Rural Scotland loves a legend, its brooding landscapes proving fertile territory for tales of hags and celebrity water beasts. So it would come as no surprise if on Islay – “The Queen of the Hebrides” – the following myth had been handed down to children. “To ensure the prosperity of the island,” some crotchety old seer may once have muttered, “a potion must be distilled. Water ye have in abundance, but it must mysteriously capture the essence of burnt plants. And local soil. Yet be distinctive enough to lure followers from afar, way beyond England even, to experience its wonders…”
These days, storms permitting, the 30-odd seater plane to Islay from Glasgow takes little more than 20 minutes – still plenty of time to leap to some conclusions about the place. “Not much going on down there,” I thought, examining the treeless brown moorland where I’d be hiking. “A breeze to walk on. A stroll.” As usual, quite wrong. I was on Islay as the guest of the legendary Ardbeg whisky distillery, to see how they make their world-famous spirit, much garlanded for the intensity of its smoky, peaty kick. To show just how the humble mountain-top raindrop makes its way to barrel, bottle and premium whisky market, Ardbeg had laid on an “ARDventure”, in which former Royal Marines would lead members of the press corps into the wilderness.
Coach soaks up some fresh and largely water-based Scottish weather
Ardbeg’s water comes from Loch Uigeadail in the hills a few hours above the distillery, so our party set off to find it. Long before we located the source of the great single malt, though, two other revelations made themselves known. One, that Islay is not short of water – in fact it’s a vast, saturated sponge. The other is that the terrain I had assumed would be a walk in the park is bursting with plant life, and the dense, tick-laden grasses disguise streams, bogs and great clumps of vegetation (called “babies’ heads”) that make every step a) an effort and b) a mystery as to what sort of impact awaits the ankle.
It’s a thing of wonder to see how these treeless moors (trees have no appetite for sea spray) are as dementedly fertile as a rainforest. It’s a thing of less wonder to discover that some steps can take you up to your thigh in black water.
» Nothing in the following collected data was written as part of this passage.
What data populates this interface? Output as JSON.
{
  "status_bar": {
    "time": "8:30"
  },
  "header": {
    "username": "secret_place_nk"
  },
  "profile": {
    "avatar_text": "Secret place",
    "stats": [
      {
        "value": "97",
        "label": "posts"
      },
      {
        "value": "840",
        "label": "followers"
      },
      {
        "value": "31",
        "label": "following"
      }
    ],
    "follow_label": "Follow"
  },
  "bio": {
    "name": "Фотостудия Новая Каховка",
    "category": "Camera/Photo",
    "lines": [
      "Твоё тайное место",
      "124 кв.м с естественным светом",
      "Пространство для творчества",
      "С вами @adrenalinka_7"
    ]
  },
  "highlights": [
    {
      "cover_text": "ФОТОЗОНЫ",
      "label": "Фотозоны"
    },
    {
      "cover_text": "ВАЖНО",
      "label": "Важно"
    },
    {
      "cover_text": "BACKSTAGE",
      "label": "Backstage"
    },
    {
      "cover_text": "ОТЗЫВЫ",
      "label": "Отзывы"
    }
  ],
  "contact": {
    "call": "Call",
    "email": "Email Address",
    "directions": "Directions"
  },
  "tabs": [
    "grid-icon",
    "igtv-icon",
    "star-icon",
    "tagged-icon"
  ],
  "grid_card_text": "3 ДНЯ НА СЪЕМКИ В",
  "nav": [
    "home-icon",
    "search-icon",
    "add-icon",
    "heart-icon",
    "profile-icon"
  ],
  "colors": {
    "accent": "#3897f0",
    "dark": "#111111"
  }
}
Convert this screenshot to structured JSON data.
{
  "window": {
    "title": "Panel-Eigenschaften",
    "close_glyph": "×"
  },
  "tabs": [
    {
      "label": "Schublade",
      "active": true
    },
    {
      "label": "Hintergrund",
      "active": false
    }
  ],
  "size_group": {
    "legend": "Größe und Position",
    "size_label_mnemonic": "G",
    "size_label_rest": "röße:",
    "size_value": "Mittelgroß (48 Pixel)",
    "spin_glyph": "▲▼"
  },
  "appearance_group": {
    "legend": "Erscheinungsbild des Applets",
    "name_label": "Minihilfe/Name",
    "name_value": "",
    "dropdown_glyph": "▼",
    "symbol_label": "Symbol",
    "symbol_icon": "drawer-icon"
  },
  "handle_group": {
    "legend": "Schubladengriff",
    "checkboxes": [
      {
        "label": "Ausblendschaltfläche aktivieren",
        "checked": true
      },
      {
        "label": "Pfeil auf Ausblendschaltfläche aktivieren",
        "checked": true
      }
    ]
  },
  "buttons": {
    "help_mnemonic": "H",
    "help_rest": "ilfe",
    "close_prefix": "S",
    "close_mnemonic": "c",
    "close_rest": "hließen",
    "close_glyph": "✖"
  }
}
The symbolic returning of the whiskey to Loch Uigeadail for good luck
Loch located, and the ceremony of pouring in “a dram” to ensure good fortune duly performed, it was time to erect the tents. To my horror, no smooth, dry, de-creatured patch of ground had been made ready for our arrival.
(Re: creatures. Assurances that we needn’t worry about adders were in tatters 15 minutes into the hike, and the midge, held responsible for restricting Scottish tourism to 50% of its potential, was also hard at work.)
Site selection involved finding a patch of ground that was less soggy than the next person’s. The tents, though, were miraculous – delivering warmth and dryness. And with a fire going, a superb venison stew and whisky being passed around, morale soared as mist and drizzle descended.
Throwing another peat log on the fire keeps the night drizzle at bay
The following day brought more slogging across the mountainside (deer stalkers have to crawl through the slop, often for hours on end, where they learn what the saying “waterproof is relative” means), various challenges such as flagpole construction and raft building, views to lift even the most wooden heart and at the end of it all another confident performance by the tent, this time showing a torrential downpour who was boss.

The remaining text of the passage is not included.